Rapiadi, S,Ag,,M.pd,B

Tupari, S,Ag M.M,,M.pd.B

Rina Manggalani Spd

Disusun Oleh:

Adi Kristianto

2022102009

PROGRAM STUDI ILMU KOMUNIKASI BUDDHA

SEKOLAH TINGGI ILMU AGAMA BUDDHA JINARAKKHITA LAMPUNG

TAHUN 2023
KATA PENGANTAR

Namo Sanghyang Adi Buddhaya

Namo Budhhaya.

Namo Tassa Bhagavato Arahato Sammasambuddhassa

Sussusa sutavaddhani, Sutam paññaya vaddhanam Paññaya attham jānāti, Nāto


attho sukhāvaho

Keinginan untuk belajar akan meningkatkan pengetahuan, Pengetahuan


meningkatkan kebijaksanaan.

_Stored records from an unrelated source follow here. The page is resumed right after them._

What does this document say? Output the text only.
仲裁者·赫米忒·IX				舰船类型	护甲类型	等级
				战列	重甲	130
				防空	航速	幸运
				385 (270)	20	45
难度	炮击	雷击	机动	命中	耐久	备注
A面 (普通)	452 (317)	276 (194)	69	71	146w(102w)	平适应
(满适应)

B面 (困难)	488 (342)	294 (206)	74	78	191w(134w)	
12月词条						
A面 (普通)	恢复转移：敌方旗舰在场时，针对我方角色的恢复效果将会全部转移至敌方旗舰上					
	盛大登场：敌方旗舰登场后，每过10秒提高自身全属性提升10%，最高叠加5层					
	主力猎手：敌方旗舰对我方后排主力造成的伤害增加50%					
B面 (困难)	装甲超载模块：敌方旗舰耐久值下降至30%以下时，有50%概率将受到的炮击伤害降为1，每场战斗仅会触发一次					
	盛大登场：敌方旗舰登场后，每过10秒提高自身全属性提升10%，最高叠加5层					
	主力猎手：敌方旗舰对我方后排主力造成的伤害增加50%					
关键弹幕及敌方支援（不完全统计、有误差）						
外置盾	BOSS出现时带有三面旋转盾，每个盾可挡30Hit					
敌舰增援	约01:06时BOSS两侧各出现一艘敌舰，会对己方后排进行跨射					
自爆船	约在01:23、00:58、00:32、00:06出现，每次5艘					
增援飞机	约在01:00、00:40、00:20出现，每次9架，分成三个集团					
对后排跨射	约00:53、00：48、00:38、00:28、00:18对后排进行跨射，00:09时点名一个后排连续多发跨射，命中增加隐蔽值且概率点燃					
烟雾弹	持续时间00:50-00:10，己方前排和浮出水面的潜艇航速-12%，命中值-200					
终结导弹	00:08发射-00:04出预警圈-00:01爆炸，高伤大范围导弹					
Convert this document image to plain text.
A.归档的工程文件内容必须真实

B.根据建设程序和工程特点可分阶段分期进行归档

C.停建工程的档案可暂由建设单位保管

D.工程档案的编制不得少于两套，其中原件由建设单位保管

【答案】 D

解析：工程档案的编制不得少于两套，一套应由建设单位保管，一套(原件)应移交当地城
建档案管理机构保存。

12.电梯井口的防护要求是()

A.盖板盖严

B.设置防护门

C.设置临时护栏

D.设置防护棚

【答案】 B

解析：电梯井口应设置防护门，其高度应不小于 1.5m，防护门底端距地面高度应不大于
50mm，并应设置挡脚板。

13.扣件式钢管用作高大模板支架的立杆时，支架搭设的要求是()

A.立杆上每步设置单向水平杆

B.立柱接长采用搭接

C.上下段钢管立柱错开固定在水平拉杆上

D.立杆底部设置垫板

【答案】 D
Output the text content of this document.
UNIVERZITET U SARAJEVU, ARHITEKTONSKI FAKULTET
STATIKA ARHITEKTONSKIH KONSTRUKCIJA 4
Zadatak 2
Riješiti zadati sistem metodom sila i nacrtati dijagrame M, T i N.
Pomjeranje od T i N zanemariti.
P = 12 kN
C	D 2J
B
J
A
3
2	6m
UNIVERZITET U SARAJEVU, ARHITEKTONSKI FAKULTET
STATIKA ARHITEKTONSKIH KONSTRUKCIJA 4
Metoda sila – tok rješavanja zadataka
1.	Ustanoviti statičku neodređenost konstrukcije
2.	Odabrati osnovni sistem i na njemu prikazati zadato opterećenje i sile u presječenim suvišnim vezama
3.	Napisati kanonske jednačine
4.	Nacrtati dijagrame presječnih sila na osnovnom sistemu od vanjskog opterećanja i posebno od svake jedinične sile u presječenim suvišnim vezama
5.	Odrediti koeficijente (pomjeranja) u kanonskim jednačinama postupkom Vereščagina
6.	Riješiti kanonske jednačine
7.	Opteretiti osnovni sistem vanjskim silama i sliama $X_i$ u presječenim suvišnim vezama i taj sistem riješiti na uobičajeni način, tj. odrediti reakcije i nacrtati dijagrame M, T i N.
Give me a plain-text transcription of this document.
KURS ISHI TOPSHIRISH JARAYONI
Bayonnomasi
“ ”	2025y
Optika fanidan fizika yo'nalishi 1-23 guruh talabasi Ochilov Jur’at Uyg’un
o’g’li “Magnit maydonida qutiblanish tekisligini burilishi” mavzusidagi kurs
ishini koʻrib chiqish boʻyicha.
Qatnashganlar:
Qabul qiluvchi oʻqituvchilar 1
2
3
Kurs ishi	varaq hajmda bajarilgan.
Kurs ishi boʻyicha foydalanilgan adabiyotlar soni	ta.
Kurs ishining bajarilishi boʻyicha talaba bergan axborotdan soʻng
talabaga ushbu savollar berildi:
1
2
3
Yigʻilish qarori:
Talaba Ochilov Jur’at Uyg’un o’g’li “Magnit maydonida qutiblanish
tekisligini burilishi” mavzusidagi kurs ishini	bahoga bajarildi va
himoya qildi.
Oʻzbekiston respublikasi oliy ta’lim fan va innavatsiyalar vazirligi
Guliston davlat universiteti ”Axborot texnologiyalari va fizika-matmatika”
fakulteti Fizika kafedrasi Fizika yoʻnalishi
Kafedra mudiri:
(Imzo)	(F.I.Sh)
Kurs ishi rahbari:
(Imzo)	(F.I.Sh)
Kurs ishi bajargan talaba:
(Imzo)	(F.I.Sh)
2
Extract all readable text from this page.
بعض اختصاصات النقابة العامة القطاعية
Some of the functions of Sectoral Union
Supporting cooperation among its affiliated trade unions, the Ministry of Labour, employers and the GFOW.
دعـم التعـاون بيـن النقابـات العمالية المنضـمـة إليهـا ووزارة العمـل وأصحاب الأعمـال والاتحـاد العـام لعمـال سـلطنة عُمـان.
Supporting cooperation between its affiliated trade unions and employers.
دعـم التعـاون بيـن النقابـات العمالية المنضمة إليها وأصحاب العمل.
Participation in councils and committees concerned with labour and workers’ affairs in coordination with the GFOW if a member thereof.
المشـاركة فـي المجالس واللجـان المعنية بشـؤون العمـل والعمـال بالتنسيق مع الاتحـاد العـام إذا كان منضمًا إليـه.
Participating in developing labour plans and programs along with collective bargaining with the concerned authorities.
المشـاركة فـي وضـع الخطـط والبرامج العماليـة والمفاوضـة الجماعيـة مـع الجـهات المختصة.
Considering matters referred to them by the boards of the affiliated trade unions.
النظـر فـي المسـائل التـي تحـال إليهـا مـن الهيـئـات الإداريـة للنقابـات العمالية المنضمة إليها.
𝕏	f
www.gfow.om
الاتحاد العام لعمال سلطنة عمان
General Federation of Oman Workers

Dengan kebijaksanaan, tujuan dapat diketahui,

Mengetahui tujuan akan membawa kebahagiaan.

(Thera Gāthā 141)

Puji dan syukur marilah kita panjatkan kehadirat Sanghyang Adi Buddhaya
Tuhan Yang Maha Esa yang telah memberikan kesehatan jasmani dan rohani
sehingga kita masih tetap bisa bertemu dan berbagi pada saat ini. Penulis disini
akhirnya dapat merasa sangat bersyukur karena telah menyelesaikan makalah yang
kami beri judul “Keyakinan Kepada Dharmakaya”.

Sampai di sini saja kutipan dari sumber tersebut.